High Cement Costs Stifle Affordable Housing: Policy Experts Recommend Antitrust Measures for Nigerian Producers
A new report by Agora Policy reveals why cement prices in Nigeria remain elevated despite self-sufficiency
A comprehensive report released by the policy think tank Agora Policy has attributed Nigeria’s persistently high cement prices to deep-seated market concentration and a lack of effective competition. Despite achieving domestic self-sufficiency in cement production over a decade ago, the report highlights that Nigerian consumers continue to pay premium prices compared to other Sub-Saharan African nations, a trend that significantly hampers infrastructure development and the delivery of affordable housing.
According to the findings published on Tuesday, Nigeria formally reached self sufficiency in 2012. However, the expected "competition dividend" where increased supply leads to lower consumer costs has failed to materialize. Instead, the industry has evolved into a highly concentrated oligopoly dominated by three major players: Dangote Cement, BUA Cement, and Lafarge WAPCO.
Unusual Profitability Amid Rising Costs
The report challenges the common justifications provided by manufacturers, such as high energy costs, taxation, and logistics constraints. Agora Policy points out a significant disparity: while manufacturers cite these domestic pressures to justify high local prices, they frequently export cement to foreign markets at lower rates while remaining profitable.
Data within the report shows that as of September 2025, Nigerian cement producers recorded average core operating profit margins of approximately 49%, a substantial increase from the 34% recorded in 2024. These margins exceed both regional and international benchmarks, suggesting that the benefits of expanded production capacity are being retained by firms rather than passed on to builders and households.
The Legacy of Protective Policies
The current market structure is traced back to industrial policies from the late 1990s and early 2000s. To curb a heavy reliance on imports, the Federal Government introduced a suite of incentives, including:
Import protection and restrictions.
Preferential access to foreign exchange.
Tax holidays and exclusive limestone mining rights.
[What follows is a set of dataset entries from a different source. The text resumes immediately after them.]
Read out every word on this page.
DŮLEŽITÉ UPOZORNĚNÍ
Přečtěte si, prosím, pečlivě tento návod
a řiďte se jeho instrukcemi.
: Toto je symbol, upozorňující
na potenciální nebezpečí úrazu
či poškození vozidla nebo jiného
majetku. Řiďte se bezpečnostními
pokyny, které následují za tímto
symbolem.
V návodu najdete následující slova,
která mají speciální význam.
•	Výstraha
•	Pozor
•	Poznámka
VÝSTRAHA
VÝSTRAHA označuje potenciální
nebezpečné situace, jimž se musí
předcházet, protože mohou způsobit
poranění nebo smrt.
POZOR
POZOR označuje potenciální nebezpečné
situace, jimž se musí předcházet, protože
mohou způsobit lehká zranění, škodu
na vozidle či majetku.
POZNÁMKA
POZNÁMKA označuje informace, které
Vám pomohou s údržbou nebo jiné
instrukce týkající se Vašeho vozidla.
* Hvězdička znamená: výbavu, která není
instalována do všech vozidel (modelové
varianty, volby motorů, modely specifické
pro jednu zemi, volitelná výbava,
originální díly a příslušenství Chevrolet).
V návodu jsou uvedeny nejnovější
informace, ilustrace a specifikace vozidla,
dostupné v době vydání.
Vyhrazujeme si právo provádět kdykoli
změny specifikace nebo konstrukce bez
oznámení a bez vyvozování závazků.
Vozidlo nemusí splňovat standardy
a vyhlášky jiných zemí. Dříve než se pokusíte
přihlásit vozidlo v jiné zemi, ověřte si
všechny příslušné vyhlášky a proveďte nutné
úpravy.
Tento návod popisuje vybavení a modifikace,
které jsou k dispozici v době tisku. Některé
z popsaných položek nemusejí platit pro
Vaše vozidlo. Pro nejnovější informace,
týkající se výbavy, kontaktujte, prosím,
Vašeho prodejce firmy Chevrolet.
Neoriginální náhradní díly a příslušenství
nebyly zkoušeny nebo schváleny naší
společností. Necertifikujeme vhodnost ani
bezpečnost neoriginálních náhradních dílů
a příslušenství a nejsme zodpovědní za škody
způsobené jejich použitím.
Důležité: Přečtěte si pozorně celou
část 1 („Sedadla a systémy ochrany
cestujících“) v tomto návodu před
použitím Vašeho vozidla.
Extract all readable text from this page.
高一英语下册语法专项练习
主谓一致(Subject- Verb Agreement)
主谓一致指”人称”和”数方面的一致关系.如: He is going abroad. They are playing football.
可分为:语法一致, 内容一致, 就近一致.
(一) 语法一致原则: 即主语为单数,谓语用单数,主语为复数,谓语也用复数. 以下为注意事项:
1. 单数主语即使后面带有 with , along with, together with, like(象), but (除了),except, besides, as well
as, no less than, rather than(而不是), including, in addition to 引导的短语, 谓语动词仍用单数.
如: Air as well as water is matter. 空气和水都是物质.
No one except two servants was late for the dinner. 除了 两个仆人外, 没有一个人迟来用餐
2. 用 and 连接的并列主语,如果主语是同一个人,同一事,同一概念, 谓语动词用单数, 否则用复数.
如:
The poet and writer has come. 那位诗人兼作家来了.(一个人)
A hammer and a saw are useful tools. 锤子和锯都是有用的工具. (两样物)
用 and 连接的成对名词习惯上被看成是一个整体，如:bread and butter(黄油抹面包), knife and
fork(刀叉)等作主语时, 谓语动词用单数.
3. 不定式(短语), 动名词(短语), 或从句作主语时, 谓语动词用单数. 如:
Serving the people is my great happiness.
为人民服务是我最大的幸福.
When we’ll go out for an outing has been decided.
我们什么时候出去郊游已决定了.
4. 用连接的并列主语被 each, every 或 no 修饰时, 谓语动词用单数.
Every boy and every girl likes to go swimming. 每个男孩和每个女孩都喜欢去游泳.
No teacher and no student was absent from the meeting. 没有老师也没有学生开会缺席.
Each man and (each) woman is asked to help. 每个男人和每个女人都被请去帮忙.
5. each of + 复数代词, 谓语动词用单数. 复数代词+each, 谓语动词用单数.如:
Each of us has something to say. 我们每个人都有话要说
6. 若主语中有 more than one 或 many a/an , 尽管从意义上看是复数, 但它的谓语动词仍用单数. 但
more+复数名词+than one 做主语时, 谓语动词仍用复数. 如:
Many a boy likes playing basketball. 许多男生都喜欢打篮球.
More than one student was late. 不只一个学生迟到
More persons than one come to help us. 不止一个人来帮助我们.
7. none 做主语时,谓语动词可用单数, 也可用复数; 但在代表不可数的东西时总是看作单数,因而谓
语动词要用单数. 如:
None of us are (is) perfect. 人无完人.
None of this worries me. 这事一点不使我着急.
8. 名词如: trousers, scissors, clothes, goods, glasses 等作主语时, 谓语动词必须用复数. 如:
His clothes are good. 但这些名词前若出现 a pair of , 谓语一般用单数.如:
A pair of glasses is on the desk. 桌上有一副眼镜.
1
While these measures successfully catalysed local production, Agora Policy argues they were intended to be temporary and tied to affordable pricing outcomes. Instead, they have entrenched a market where a few firms maintain absolute control over the entire value chain from limestone mining to final distribution.
The Inefficacy of Import Liberalization
Addressing the Federal Government’s recent considerations to reopen import channels, the think tank cautioned that liberalisation may only offer short-term relief. Due to high global transportation costs and the dominance of a few international producers, imports are unlikely to provide a long-term solution to the underlying structural issues within the Nigerian market.
Recommended Strategic Reforms
To foster a more competitive environment and drive down costs, Agora Policy outlined five critical policy recommendations:
End Exclusive Mining Rights: Implementing "use-it-or-lose-it" rules for limestone and clinker mining licences to prevent hoarding by dominant firms.
De-link Production and Distribution: Requiring that at least 30% of sales occur through independent third-party distributors to enhance market access.
Mandatory Disclosures: Enforcing quarterly reporting on plant capacity, ex-factory prices, and regional sales to ensure transparency and monitor pricing patterns.
Export Pricing Parity: Mandating that domestic consumers are not subsidising cheaper exports.
Establish a Cement Competition Desk: Calling on the Federal Competition and Consumer Protection Commission (FCCPC) to oversee market power and remove barriers for new entrants.
The report concludes that because cement is a foundational input for the national economy, its pricing is not merely an industry concern but a matter of national economic security. Persistently high prices, it warns, will continue to undermine productivity, employment, and the country’s long-term growth trajectory.